Police Association vice president Luke Shadbolt said officers should be able to issue fines after carrying out a roadside breath screening test, rather than an evidential breath test.

Evidential tests were carried out at police stations or in a drink driving bus, and took an hour or more to carry out. However, roadside screening tests could be done in 15 minutes or less.

"I think that we could actually lower the evidential standard and actually rely on the roadside breath screening test for those lower levels," Mr Shadbolt said.

"We could balance that by giving the driver the option of asking for an evidential breath test if they doubt the readings of the roadside breath screening test.
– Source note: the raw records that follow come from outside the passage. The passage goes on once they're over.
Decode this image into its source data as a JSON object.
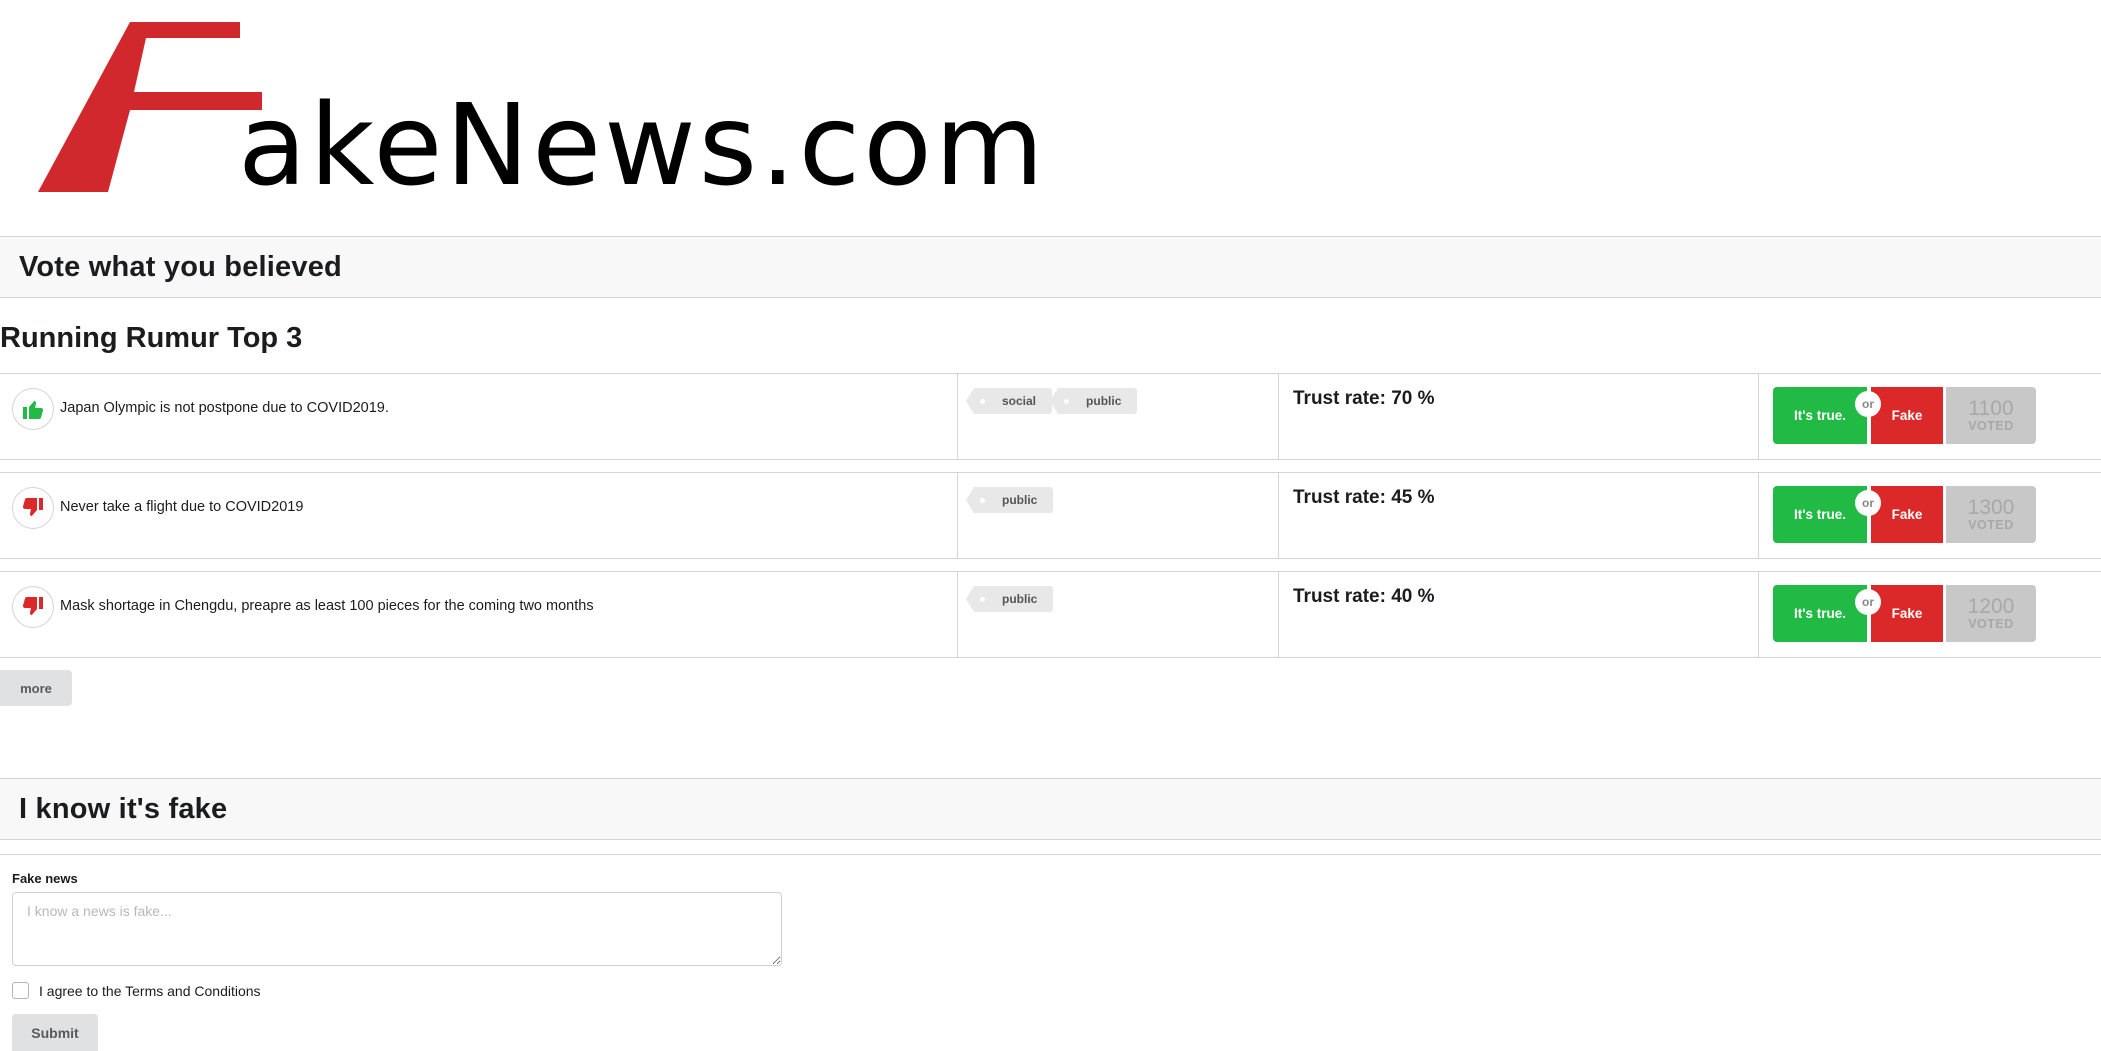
{
  "logo": {
    "text": "akeNews.com",
    "letter": "F",
    "brand_color": "#d0282c"
  },
  "sections": {
    "vote_header": "Vote what you believed",
    "top_title": "Running Rumur Top 3",
    "report_header": "I know it's fake"
  },
  "rumors": [
    {
      "headline": "Japan Olympic is not postpone due to COVID2019.",
      "icon": "thumbs-up-icon",
      "tags": [
        "social",
        "public"
      ],
      "trust": "Trust rate: 70 %",
      "true_label": "It's true.",
      "or_label": "or",
      "fake_label": "Fake",
      "count": "1100",
      "count_label": "VOTED"
    },
    {
      "headline": "Never take a flight due to COVID2019",
      "icon": "thumbs-down-icon",
      "tags": [
        "public"
      ],
      "trust": "Trust rate: 45 %",
      "true_label": "It's true.",
      "or_label": "or",
      "fake_label": "Fake",
      "count": "1300",
      "count_label": "VOTED"
    },
    {
      "headline": "Mask shortage in Chengdu, preapre as least 100 pieces for the coming two months",
      "icon": "thumbs-down-icon",
      "tags": [
        "public"
      ],
      "trust": "Trust rate: 40 %",
      "true_label": "It's true.",
      "or_label": "or",
      "fake_label": "Fake",
      "count": "1200",
      "count_label": "VOTED"
    }
  ],
  "more_label": "more",
  "form": {
    "label": "Fake news",
    "placeholder": "I know a news is fake...",
    "agree_label": "I agree to the Terms and Conditions",
    "submit_label": "Submit"
  },
  "colors": {
    "true_green": "#21ba45",
    "fake_red": "#db2828",
    "thumb_up_color": "#21ba45",
    "thumb_down_color": "#db2828"
  }
}
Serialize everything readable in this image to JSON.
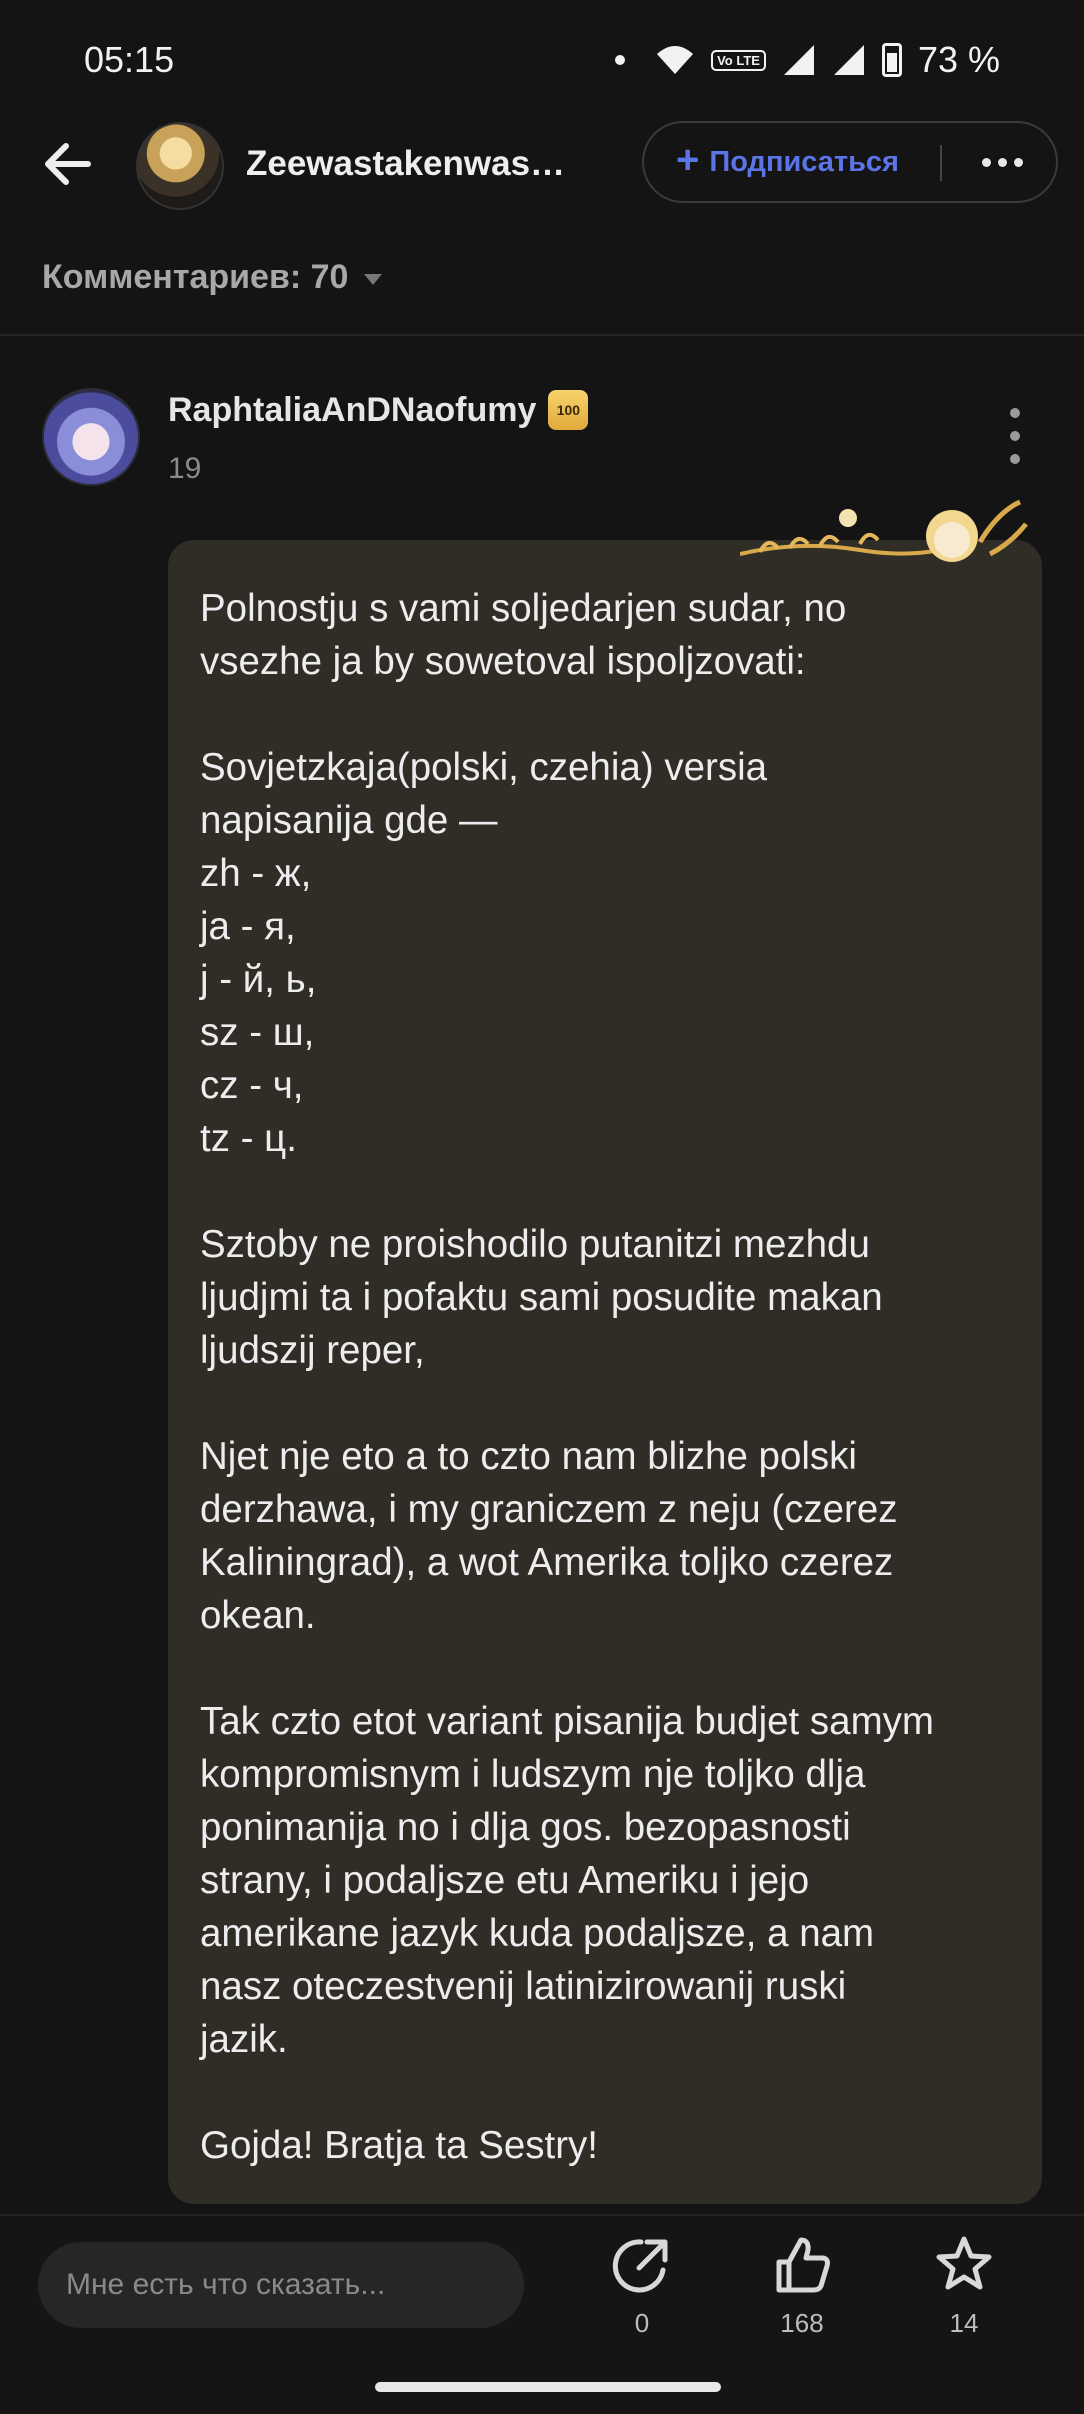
{
  "status_bar": {
    "time": "05:15",
    "volte": "Vo LTE",
    "battery": "73 %"
  },
  "header": {
    "author_name": "Zeewastakenwas…",
    "subscribe_label": "Подписаться"
  },
  "comments": {
    "count_label": "Комментариев: 70"
  },
  "comment": {
    "username": "RaphtaliaAnDNaofumy",
    "badge": "100",
    "count": "19",
    "text": "Polnostju s vami soljedarjen sudar, no\nvsezhe ja by sowetoval ispoljzovati:\n\nSovjetzkaja(polski, czehia) versia\nnapisanija gde —\nzh - ж,\nja - я,\nj - й, ь,\nsz - ш,\ncz - ч,\ntz - ц.\n\nSztoby ne proishodilo putanitzi mezhdu\nljudjmi ta i pofaktu sami posudite makan\nljudszij reper,\n\nNjet nje eto a to czto nam blizhe polski\nderzhawa, i my graniczem z neju (czerez\nKaliningrad), a wot Amerika toljko czerez\nokean.\n\nTak czto etot variant pisanija budjet samym\nkompromisnym i ludszym nje toljko dlja\nponimanija no i dlja gos. bezopasnosti\nstrany, i podaljsze etu Ameriku i jejo\namerikane jazyk kuda podaljsze, a nam\nnasz oteczestvenij latinizirowanij ruski\njazik.\n\nGojda! Bratja ta Sestry!"
  },
  "bottom_bar": {
    "input_placeholder": "Мне есть что сказать...",
    "share_count": "0",
    "like_count": "168",
    "favorite_count": "14"
  },
  "icons": {
    "back": "arrow-left-icon",
    "plus": "plus-icon",
    "more": "more-horizontal-icon",
    "kebab": "more-vertical-icon",
    "share": "share-icon",
    "like": "thumbs-up-icon",
    "favorite": "star-icon"
  },
  "colors": {
    "accent": "#5b74e8",
    "background": "#141414",
    "bubble": "#302c26"
  }
}
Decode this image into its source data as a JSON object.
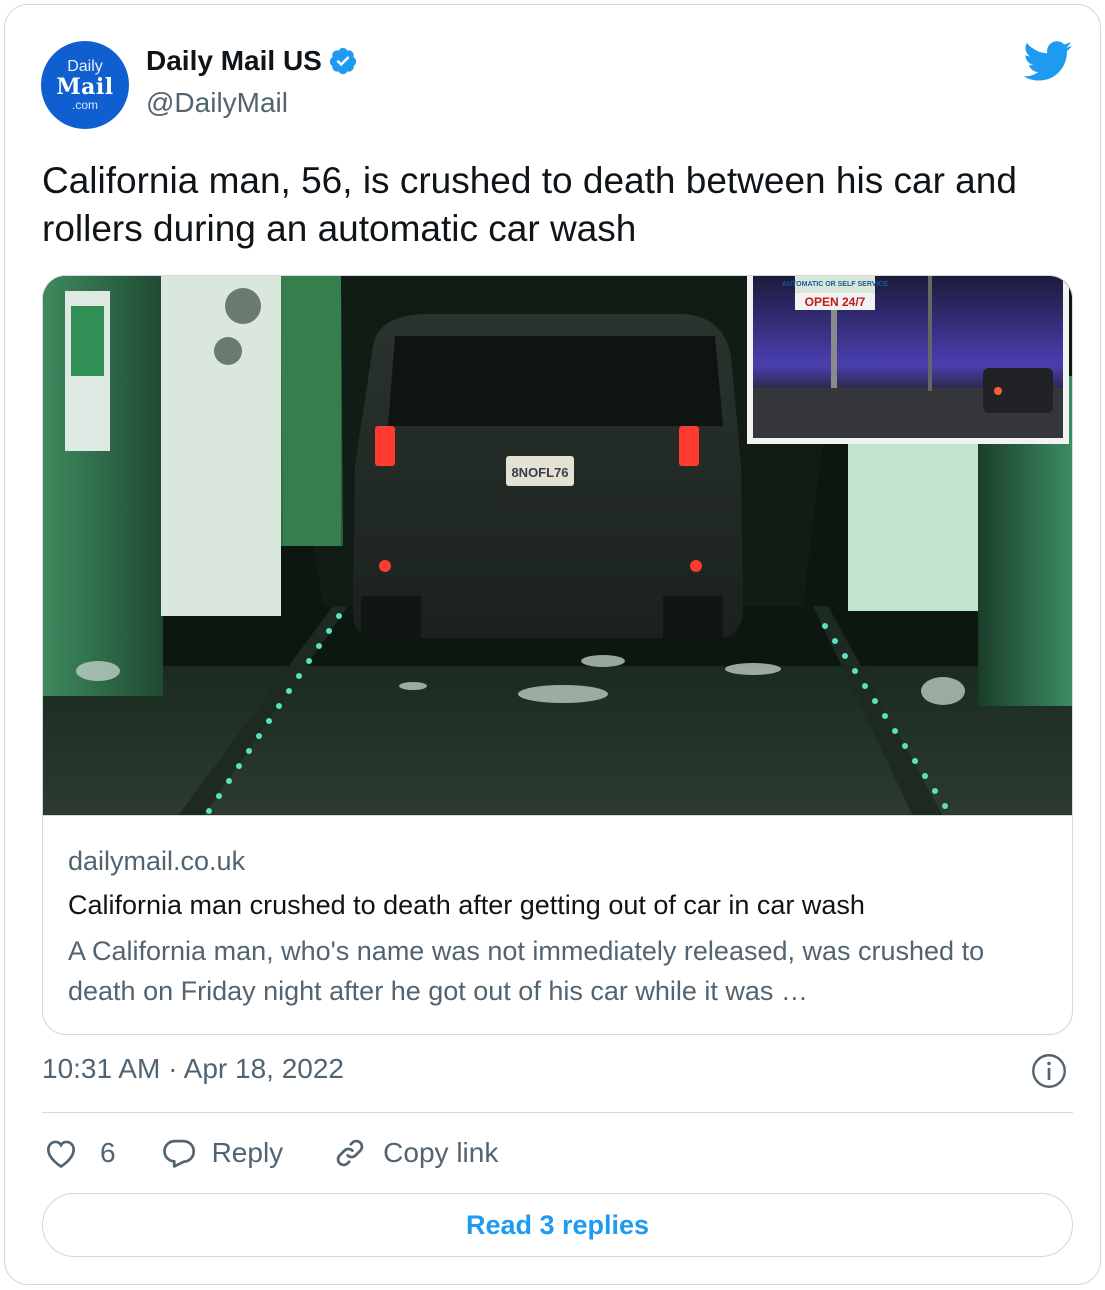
{
  "author": {
    "name": "Daily Mail US",
    "handle": "@DailyMail",
    "avatar_lines": [
      "Daily",
      "Mail",
      ".com"
    ]
  },
  "tweet": {
    "text": "California man, 56, is crushed to death between his car and rollers during an automatic car wash"
  },
  "photo": {
    "license_plate": "8NOFL76",
    "inset_sign_top": "AUTOMATIC OR SELF SERVICE",
    "inset_sign_open": "OPEN 24/7"
  },
  "card": {
    "domain": "dailymail.co.uk",
    "title": "California man crushed to death after getting out of car in car wash",
    "description": "A California man, who's name was not immediately released, was crushed to death on Friday night after he got out of his car while it was …"
  },
  "timestamp": "10:31 AM · Apr 18, 2022",
  "actions": {
    "like_count": "6",
    "reply_label": "Reply",
    "copy_label": "Copy link"
  },
  "read_replies_label": "Read 3 replies",
  "colors": {
    "accent": "#1d9bf0",
    "secondary_text": "#536471",
    "border": "#cfd9de",
    "avatar_bg": "#0f5fd1"
  }
}
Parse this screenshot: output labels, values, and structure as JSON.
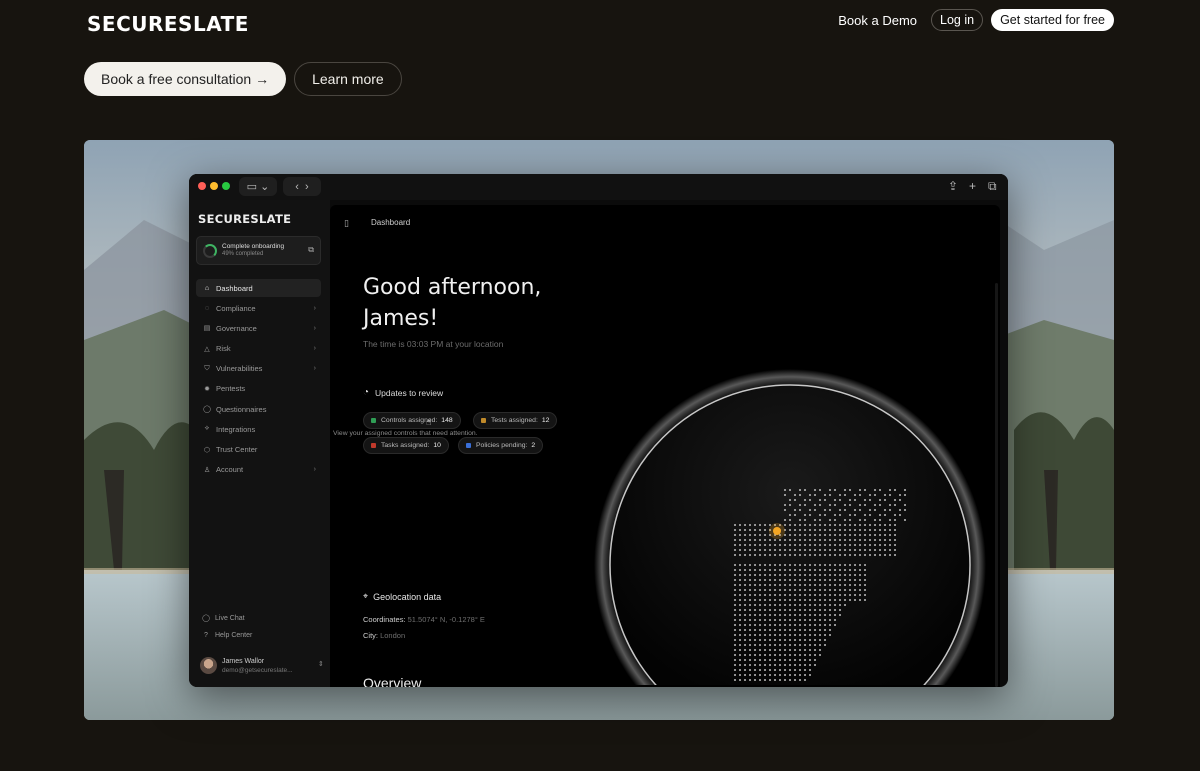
{
  "brand": {
    "logo": "SECURESLATE"
  },
  "nav": {
    "demo": "Book a Demo",
    "login": "Log in",
    "get_started": "Get started for free"
  },
  "cta": {
    "primary": "Book a free consultation →",
    "secondary": "Learn more"
  },
  "app": {
    "logo": "SECURESLATE",
    "onboarding": {
      "title": "Complete onboarding",
      "progress": "49% completed",
      "progress_value": 0.49
    },
    "nav_items": [
      {
        "label": "Dashboard",
        "icon": "home-icon",
        "glyph": "⌂",
        "chevron": false,
        "active": true
      },
      {
        "label": "Compliance",
        "icon": "compliance-icon",
        "glyph": "◌",
        "chevron": true,
        "active": false
      },
      {
        "label": "Governance",
        "icon": "governance-icon",
        "glyph": "▤",
        "chevron": true,
        "active": false
      },
      {
        "label": "Risk",
        "icon": "risk-icon",
        "glyph": "△",
        "chevron": true,
        "active": false
      },
      {
        "label": "Vulnerabilities",
        "icon": "vulnerabilities-icon",
        "glyph": "⛉",
        "chevron": true,
        "active": false
      },
      {
        "label": "Pentests",
        "icon": "pentests-icon",
        "glyph": "✹",
        "chevron": false,
        "active": false
      },
      {
        "label": "Questionnaires",
        "icon": "questionnaires-icon",
        "glyph": "◯",
        "chevron": false,
        "active": false
      },
      {
        "label": "Integrations",
        "icon": "integrations-icon",
        "glyph": "⟡",
        "chevron": false,
        "active": false
      },
      {
        "label": "Trust Center",
        "icon": "trust-center-icon",
        "glyph": "⬡",
        "chevron": false,
        "active": false
      },
      {
        "label": "Account",
        "icon": "account-icon",
        "glyph": "♙",
        "chevron": true,
        "active": false
      }
    ],
    "live_chat": "Live Chat",
    "help_center": "Help Center",
    "user": {
      "name": "James Wallor",
      "email": "demo@getsecureslate..."
    },
    "breadcrumb": "Dashboard",
    "greeting": "Good afternoon, James!",
    "time_line": "The time is 03:03 PM at your location",
    "updates": {
      "title": "Updates to review",
      "pills": [
        {
          "label": "Controls assigned:",
          "count": "148",
          "color": "#2f9e55"
        },
        {
          "label": "Tests assigned:",
          "count": "12",
          "color": "#c08a2a"
        },
        {
          "label": "Tasks assigned:",
          "count": "10",
          "color": "#c0392b"
        },
        {
          "label": "Policies pending:",
          "count": "2",
          "color": "#3a6fd8"
        }
      ],
      "tooltip": "View your assigned controls that need attention."
    },
    "geo": {
      "title": "Geolocation data",
      "coordinates_label": "Coordinates:",
      "coordinates_value": "51.5074° N, -0.1278° E",
      "city_label": "City:",
      "city_value": "London"
    },
    "overview": "Overview"
  }
}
"But I think the vast majority of them would actually opt for the roadside breath screening test, take their infringement notice, probably be suspended from driving for a period of 12 hours."

Mr Shadbolt said drivers would be less inconvenienced and officers could then stay on the road.

He said modern breath test machines were a lot more accurate and efficient than they were in the past.

Mr Shadbolt also questioned the need to carry out blood tests in most cases.

Law Society law reform committee member Graeme Edgeler raised concerns the bill would prevent drivers from opting for a blood test if they were caught between 250mcg and 400mcg in a breath test.

"The problem with the breath test is you can't challenge it," he said.

Blood tests enabled people to challenge the breath test results, he said. They also had to be paid for by the drink driver if they failed.

AA senior policy adviser Benjamin Young said it supported drivers having no right to a blood test if they were caught between the current and proposed new breath limit.

But the right to a blood test should remain if its removal was likely to result in successful legal challenges that could end up with people escaping sanctions altogether, he said.